Akka streams reduce to smaller stream

458 views Asked by At

I have an ordered stream of data

A A A B B C C C C ... (very long)

And I want to transform it to a stream of aggregates in the form (item, count):

(A, 3) (B, 2) (C, 4)

What operators could I use in Akka Streams for this?

Source.fromPublisher(publisher)
    .aggregateSomehow()  // ?
    .runWith(sink)

I've looked into .groupBy but it requires that I know the number of categories in advance which I don't. Also I believe it will keep all groups in memory which I'd like to avoid. I should be able to discard (A, 3) after it has been processed and free up resources it consumes.

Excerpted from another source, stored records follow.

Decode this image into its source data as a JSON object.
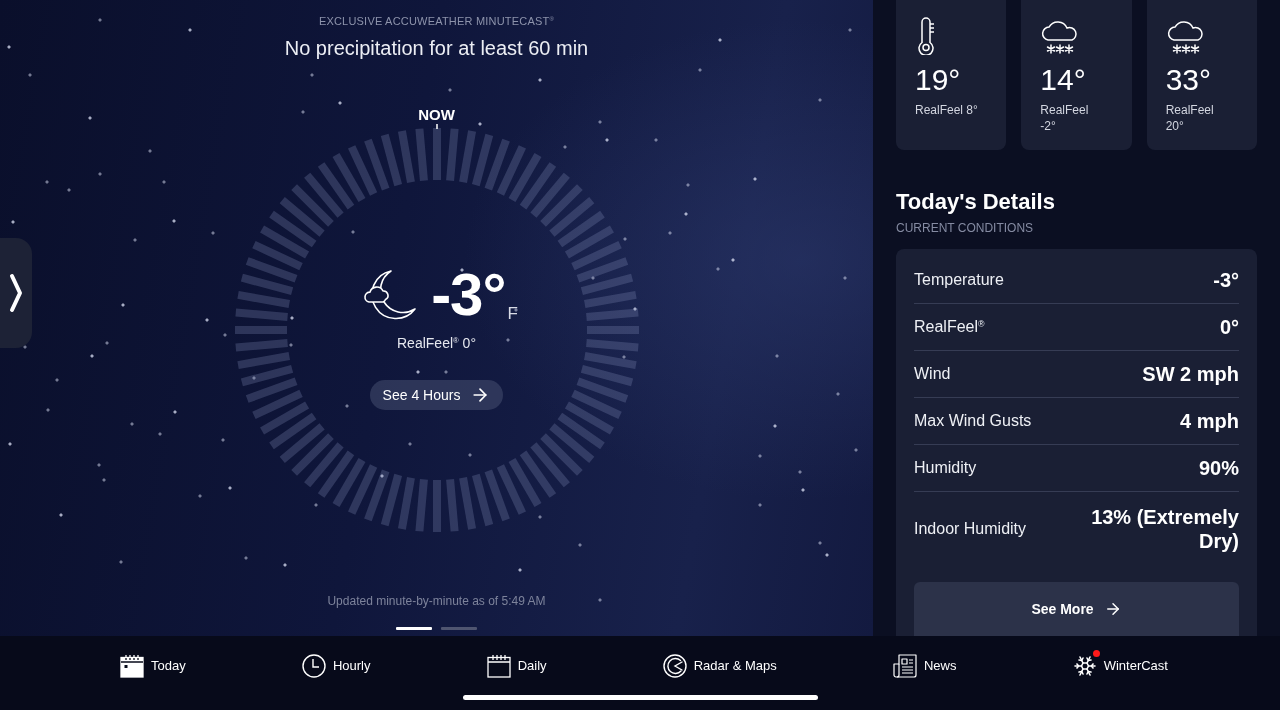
{
  "minutecast": {
    "label": "EXCLUSIVE ACCUWEATHER MINUTECAST$^{®}$",
    "headline": "No precipitation for at least 60 min",
    "now_label": "NOW",
    "temperature": "-3°",
    "unit": "F",
    "realfeel": "RealFeel$^{®}$ 0°",
    "button": "See 4 Hours",
    "updated": "Updated minute-by-minute as of 5:49 AM",
    "pages": [
      {
        "selected": true
      },
      {
        "selected": false
      }
    ]
  },
  "forecast_cards": [
    {
      "kind": "thermometer",
      "temperature": "19°",
      "realfeel": "RealFeel 8°"
    },
    {
      "kind": "snow",
      "temperature": "14°",
      "realfeel": "RealFeel -2°"
    },
    {
      "kind": "snow",
      "temperature": "33°",
      "realfeel": "RealFeel 20°"
    }
  ],
  "details": {
    "title": "Today's Details",
    "subtitle": "CURRENT CONDITIONS",
    "rows": [
      {
        "label": "Temperature",
        "value": "-3°"
      },
      {
        "label": "RealFeel$^{®}$",
        "value": "0°"
      },
      {
        "label": "Wind",
        "value": "SW 2 mph"
      },
      {
        "label": "Max Wind Gusts",
        "value": "4 mph"
      },
      {
        "label": "Humidity",
        "value": "90%"
      },
      {
        "label": "Indoor Humidity",
        "value": "13% (Extremely Dry)"
      }
    ],
    "button": "See More"
  },
  "tabs": [
    {
      "kind": "calendar",
      "label": "Today",
      "selected": true,
      "alert": false
    },
    {
      "kind": "clock",
      "label": "Hourly",
      "selected": false,
      "alert": false
    },
    {
      "kind": "calendar",
      "label": "Daily",
      "selected": false,
      "alert": false
    },
    {
      "kind": "radar",
      "label": "Radar & Maps",
      "selected": false,
      "alert": false
    },
    {
      "kind": "news",
      "label": "News",
      "selected": false,
      "alert": false
    },
    {
      "kind": "snowflake",
      "label": "WinterCast",
      "selected": false,
      "alert": true
    }
  ]
}
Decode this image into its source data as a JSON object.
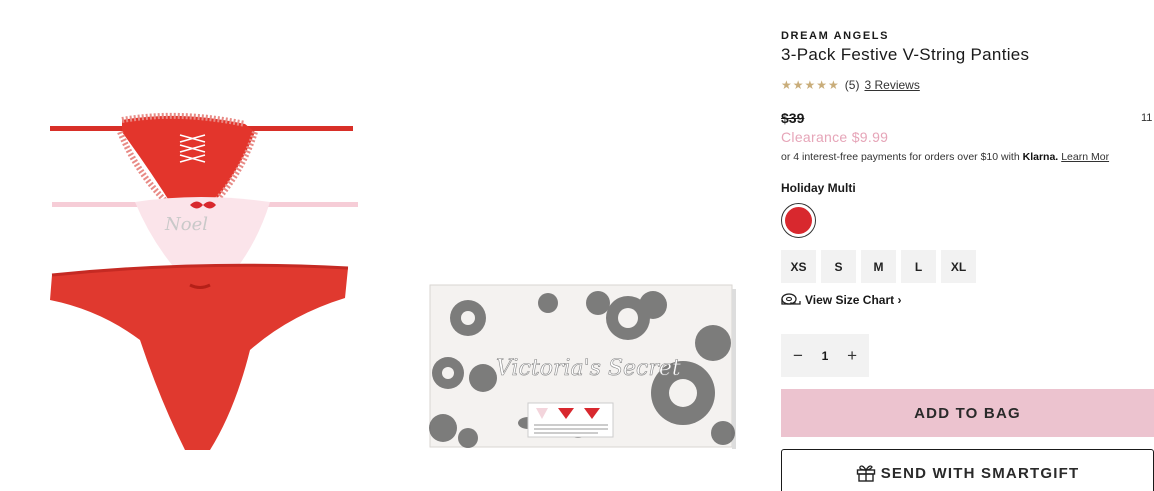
{
  "product": {
    "brand": "DREAM ANGELS",
    "title": "3-Pack Festive V-String Panties",
    "rating_stars": "★★★★★",
    "rating_count": "(5)",
    "reviews_link": "3 Reviews",
    "price_original": "$39",
    "price_side_number": "11",
    "price_sale": "Clearance $9.99",
    "klarna_text": "or 4 interest-free payments for orders over $10 with ",
    "klarna_brand": "Klarna.",
    "klarna_learn": "Learn Mor",
    "color_name": "Holiday Multi",
    "swatch_color": "#d8282e"
  },
  "sizes": [
    "XS",
    "S",
    "M",
    "L",
    "XL"
  ],
  "size_chart_label": "View Size Chart ›",
  "quantity": {
    "minus": "−",
    "value": "1",
    "plus": "+"
  },
  "buttons": {
    "add_to_bag": "ADD TO BAG",
    "smartgift": "SEND WITH SMARTGIFT"
  },
  "gallery": {
    "box_logo_text": "Victoria's Secret"
  },
  "colors": {
    "sale_pink": "#e6a5b8",
    "add_bag_pink": "#ecc3cf",
    "panty_red": "#e0392f",
    "panty_pink": "#f8dde4"
  }
}
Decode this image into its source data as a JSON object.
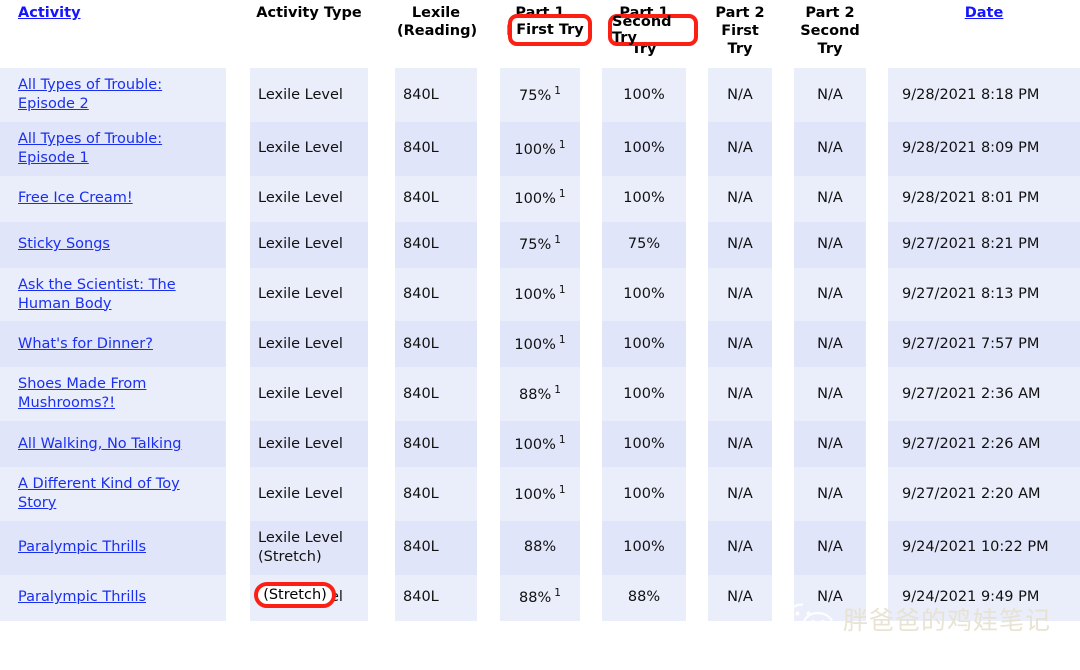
{
  "table": {
    "columns": [
      {
        "key": "activity",
        "label": "Activity",
        "is_link": true,
        "lines": [
          "Activity"
        ]
      },
      {
        "key": "type",
        "label": "Activity Type",
        "is_link": false,
        "lines": [
          "Activity Type"
        ]
      },
      {
        "key": "lexile",
        "label": "Lexile (Reading)",
        "is_link": false,
        "lines": [
          "Lexile",
          "(Reading)"
        ]
      },
      {
        "key": "p1first",
        "label": "Part 1 First Try",
        "is_link": false,
        "lines": [
          "Part 1",
          "First Try"
        ]
      },
      {
        "key": "p1second",
        "label": "Part 1 Second Try",
        "is_link": false,
        "lines": [
          "Part 1",
          "Second Try"
        ]
      },
      {
        "key": "p2first",
        "label": "Part 2 First Try",
        "is_link": false,
        "lines": [
          "Part 2",
          "First",
          "Try"
        ]
      },
      {
        "key": "p2second",
        "label": "Part 2 Second Try",
        "is_link": false,
        "lines": [
          "Part 2",
          "Second",
          "Try"
        ]
      },
      {
        "key": "date",
        "label": "Date",
        "is_link": true,
        "lines": [
          "Date"
        ]
      }
    ],
    "header": {
      "activity": "Activity",
      "activity_type": "Activity Type",
      "lexile_l1": "Lexile",
      "lexile_l2": "(Reading)",
      "p1_l1": "Part 1",
      "p1_first_try": "First Try",
      "p1b_l1": "Part 1",
      "p1_second_try": "Second Try",
      "p2_l1": "Part 2",
      "p2_l2": "First",
      "p2_l3": "Try",
      "p2b_l1": "Part 2",
      "p2b_l2": "Second",
      "p2b_l3": "Try",
      "date": "Date"
    },
    "rows": [
      {
        "activity": "All Types of Trouble: Episode 2",
        "type": "Lexile Level",
        "type_note": "",
        "lexile": "840L",
        "p1_first": "75%",
        "p1_first_footnote": "1",
        "p1_second": "100%",
        "p2_first": "N/A",
        "p2_second": "N/A",
        "date": "9/28/2021  8:18 PM"
      },
      {
        "activity": "All Types of Trouble: Episode 1",
        "type": "Lexile Level",
        "type_note": "",
        "lexile": "840L",
        "p1_first": "100%",
        "p1_first_footnote": "1",
        "p1_second": "100%",
        "p2_first": "N/A",
        "p2_second": "N/A",
        "date": "9/28/2021  8:09 PM"
      },
      {
        "activity": "Free Ice Cream!",
        "type": "Lexile Level",
        "type_note": "",
        "lexile": "840L",
        "p1_first": "100%",
        "p1_first_footnote": "1",
        "p1_second": "100%",
        "p2_first": "N/A",
        "p2_second": "N/A",
        "date": "9/28/2021  8:01 PM"
      },
      {
        "activity": "Sticky Songs",
        "type": "Lexile Level",
        "type_note": "",
        "lexile": "840L",
        "p1_first": "75%",
        "p1_first_footnote": "1",
        "p1_second": "75%",
        "p2_first": "N/A",
        "p2_second": "N/A",
        "date": "9/27/2021  8:21 PM"
      },
      {
        "activity": "Ask the Scientist: The Human Body",
        "type": "Lexile Level",
        "type_note": "",
        "lexile": "840L",
        "p1_first": "100%",
        "p1_first_footnote": "1",
        "p1_second": "100%",
        "p2_first": "N/A",
        "p2_second": "N/A",
        "date": "9/27/2021  8:13 PM"
      },
      {
        "activity": "What's for Dinner?",
        "type": "Lexile Level",
        "type_note": "",
        "lexile": "840L",
        "p1_first": "100%",
        "p1_first_footnote": "1",
        "p1_second": "100%",
        "p2_first": "N/A",
        "p2_second": "N/A",
        "date": "9/27/2021  7:57 PM"
      },
      {
        "activity": "Shoes Made From Mushrooms?!",
        "type": "Lexile Level",
        "type_note": "",
        "lexile": "840L",
        "p1_first": "88%",
        "p1_first_footnote": "1",
        "p1_second": "100%",
        "p2_first": "N/A",
        "p2_second": "N/A",
        "date": "9/27/2021  2:36 AM"
      },
      {
        "activity": "All Walking, No Talking",
        "type": "Lexile Level",
        "type_note": "",
        "lexile": "840L",
        "p1_first": "100%",
        "p1_first_footnote": "1",
        "p1_second": "100%",
        "p2_first": "N/A",
        "p2_second": "N/A",
        "date": "9/27/2021  2:26 AM"
      },
      {
        "activity": "A Different Kind of Toy Story",
        "type": "Lexile Level",
        "type_note": "",
        "lexile": "840L",
        "p1_first": "100%",
        "p1_first_footnote": "1",
        "p1_second": "100%",
        "p2_first": "N/A",
        "p2_second": "N/A",
        "date": "9/27/2021  2:20 AM"
      },
      {
        "activity": "Paralympic Thrills",
        "type": "Lexile Level",
        "type_note": "(Stretch)",
        "lexile": "840L",
        "p1_first": "88%",
        "p1_first_footnote": "",
        "p1_second": "100%",
        "p2_first": "N/A",
        "p2_second": "N/A",
        "date": "9/24/2021  10:22 PM"
      },
      {
        "activity": "Paralympic Thrills",
        "type": "Lexile Level",
        "type_note": "",
        "lexile": "840L",
        "p1_first": "88%",
        "p1_first_footnote": "1",
        "p1_second": "88%",
        "p2_first": "N/A",
        "p2_second": "N/A",
        "date": "9/24/2021  9:49 PM"
      }
    ]
  },
  "annotations": {
    "color": "#fb1f14",
    "first_try": "First Try",
    "second_try": "Second Try",
    "stretch": "(Stretch)"
  },
  "watermark": {
    "text": "胖爸爸的鸡娃笔记",
    "icon": "wechat-icon",
    "color": "#e7e1cf"
  },
  "colors": {
    "row_odd": "#eaeefb",
    "row_even": "#e1e5f9",
    "link": "#1b2ff0",
    "header_link": "#1414ff",
    "annotation_red": "#fb1f14",
    "page_background": "#ffffff"
  }
}
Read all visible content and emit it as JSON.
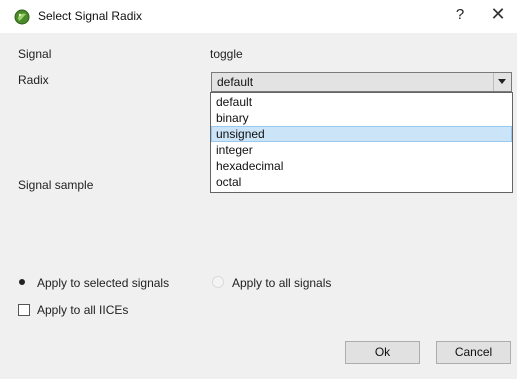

Edit: This question ask for similar functionality but using SubFlows. However using SubFlows doesn't seem to be required because I have a solution using the statefulMapConcat combinator.

1

There are 1 answers

0
Andrejs On BEST ANSWER

One option is to use the statefulMapConcat combinator:

Source(List("A", "A", "B", "B", "B", "C", "C", ""))
      .statefulMapConcat({ () =>
        var lastChar = ""
        var count = 0

        char => if(lastChar == char) {
            count += 1
            List.empty
          } else {
            val charCount = (lastChar, count)
            lastChar = char
            count = 1
            List(charCount)
          }
      })
    .runForeach(println)

However that required appending an element to the input stream to mark the end.

Output:

(,0)
(A,2)
(B,3)
(C,2)

Thanks to @chunjef for the suggestion in comments